Five years ago the ACGME indicated that we needed to place more emphasis on research. In response, I developed a faculty research committee where I enlisted the Ph.D.s on campus who were doing orthopedic research and drew up a strategic plan. We established a staged approach, namely that first-year residents would find a research mentor and develop a research question, second-year residents would derive a hypothesis and study design, etc. By the time they reached their fifth year they would be presenting their research. This has led to much improved research with our residents now presenting their work regionally and at the American Academy of Orthopaedic Surgeons.”

Long hours and detailed documents are part of the picture, to be sure. But also, says Dr. Kenter, it is that some things are just difficult to document. “A major issue is that documentation requirements continue to increase. This is really challenging for those program directors who are full-time faculty with regular practices, the demands of education, and the requirement that they bring in clinical dollars. Another challenge is that it is hard to document how one teaches and assesses professionalism. As opposed to assessing medical knowledge, where you can look at the Orthopaedic In-Training Examination and the board exams, there is no validated way of assessing professionalism.”

But Dr. Kenter and his fellow program directors are no longer wading through these issues alone. “Some of my colleagues and I, along with the American Orthopaedic Association, have founded the Council of Orthopaedic Residency Directors.
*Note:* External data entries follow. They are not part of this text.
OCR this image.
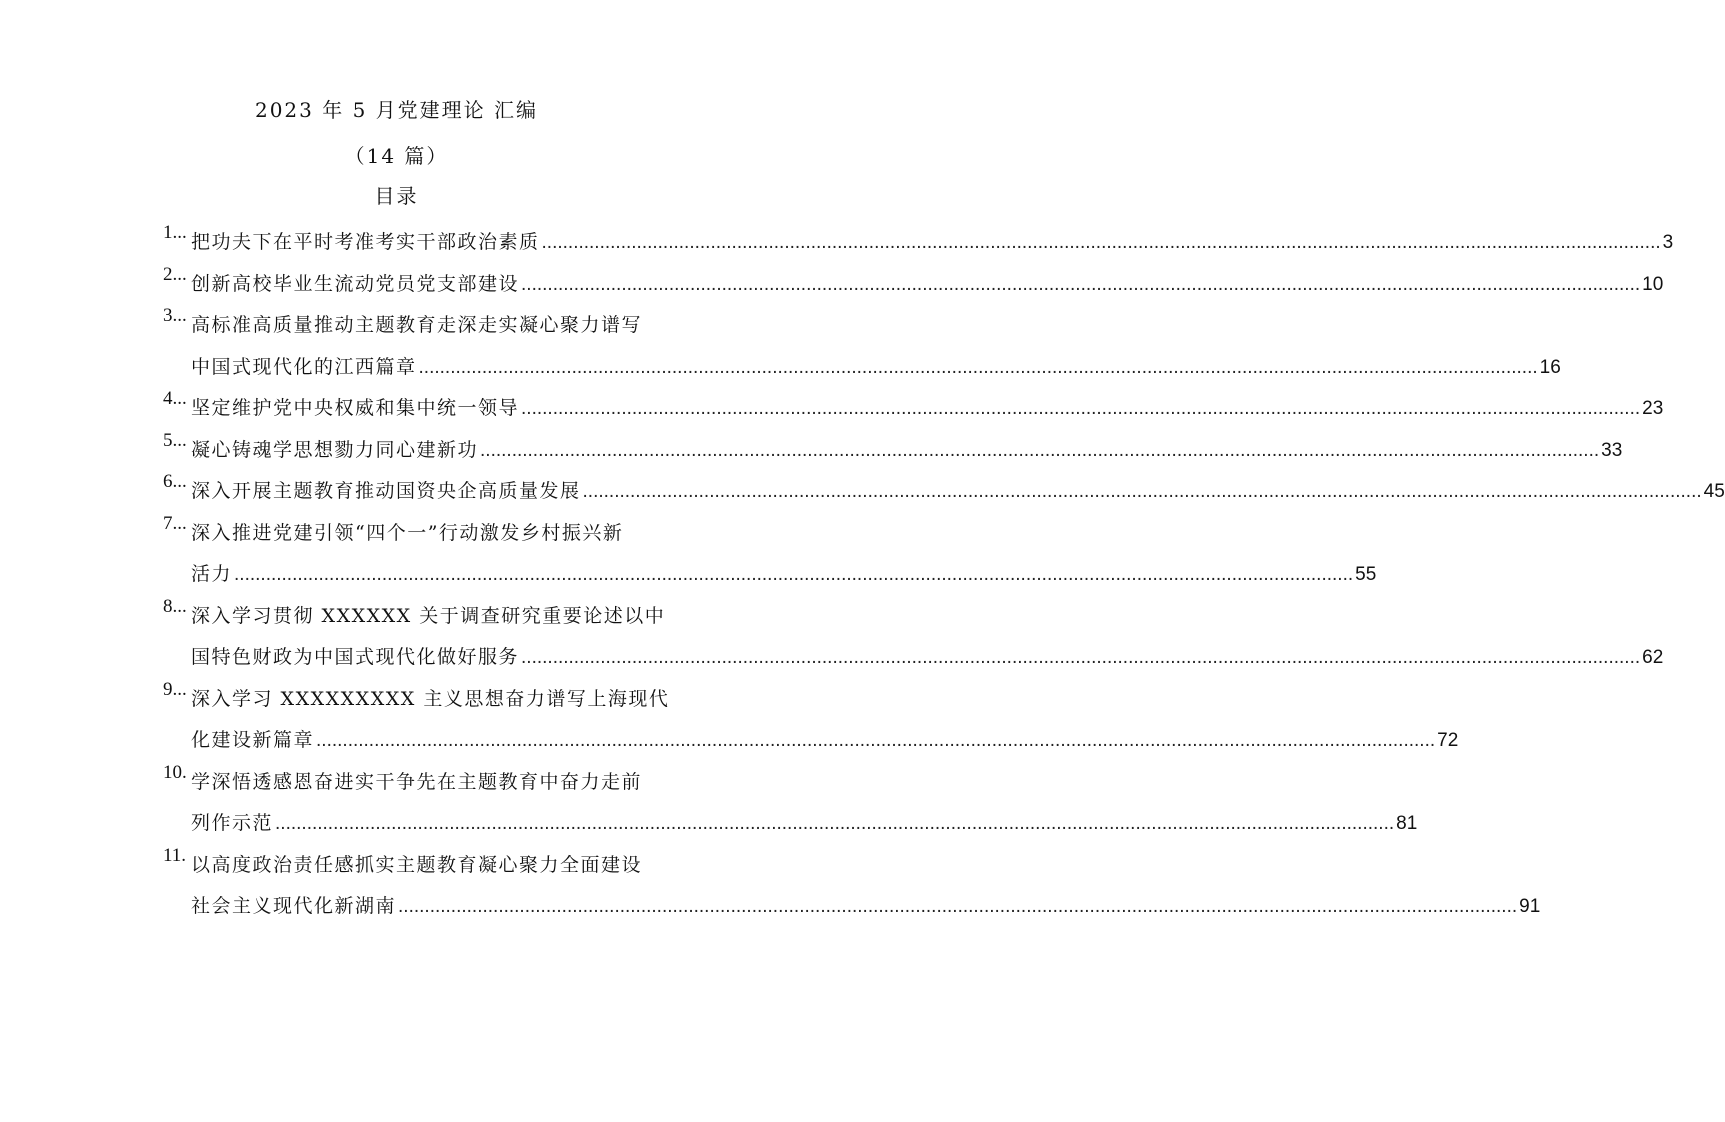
2023 年 5 月党建理论 汇编
（14 篇）
目录
1... 把功夫下在平时考准考实干部政治素质 .....	3
2... 创新高校毕业生流动党员党支部建设 .....	10
3... 高标准高质量推动主题教育走深走实凝心聚力谱写
中国式现代化的江西篇章 .....	16
4... 坚定维护党中央权威和集中统一领导 .....	23
5... 凝心铸魂学思想勠力同心建新功 .....	33
6... 深入开展主题教育推动国资央企高质量发展 .....	45
7... 深入推进党建引领“四个一”行动激发乡村振兴新
活力 .....	55
8... 深入学习贯彻 XXXXXX 关于调查研究重要论述以中
国特色财政为中国式现代化做好服务 .....	62
9... 深入学习 XXXXXXXXX 主义思想奋力谱写上海现代
化建设新篇章 .....	72
10. 学深悟透感恩奋进实干争先在主题教育中奋力走前
列作示范 .....	81
11. 以高度政治责任感抓实主题教育凝心聚力全面建设
社会主义现代化新湖南 .....	91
We meet biannually, hold symposia, examine best practices, and communicate about programmatic problems. I have seen some program directors, particularly those on the young side, who feel overwhelmed and helpless because they have a problem and no idea how to deal with it. Now there is help.”

Dr. Kenter’s final advice?

Be as honest/objective as possible when it comes to your program. It doesn’t do any party any good if your view of the program is skewed. You will miss opportunities to address problems and in the end, will garner more citations than if you had removed the rose colored glasses.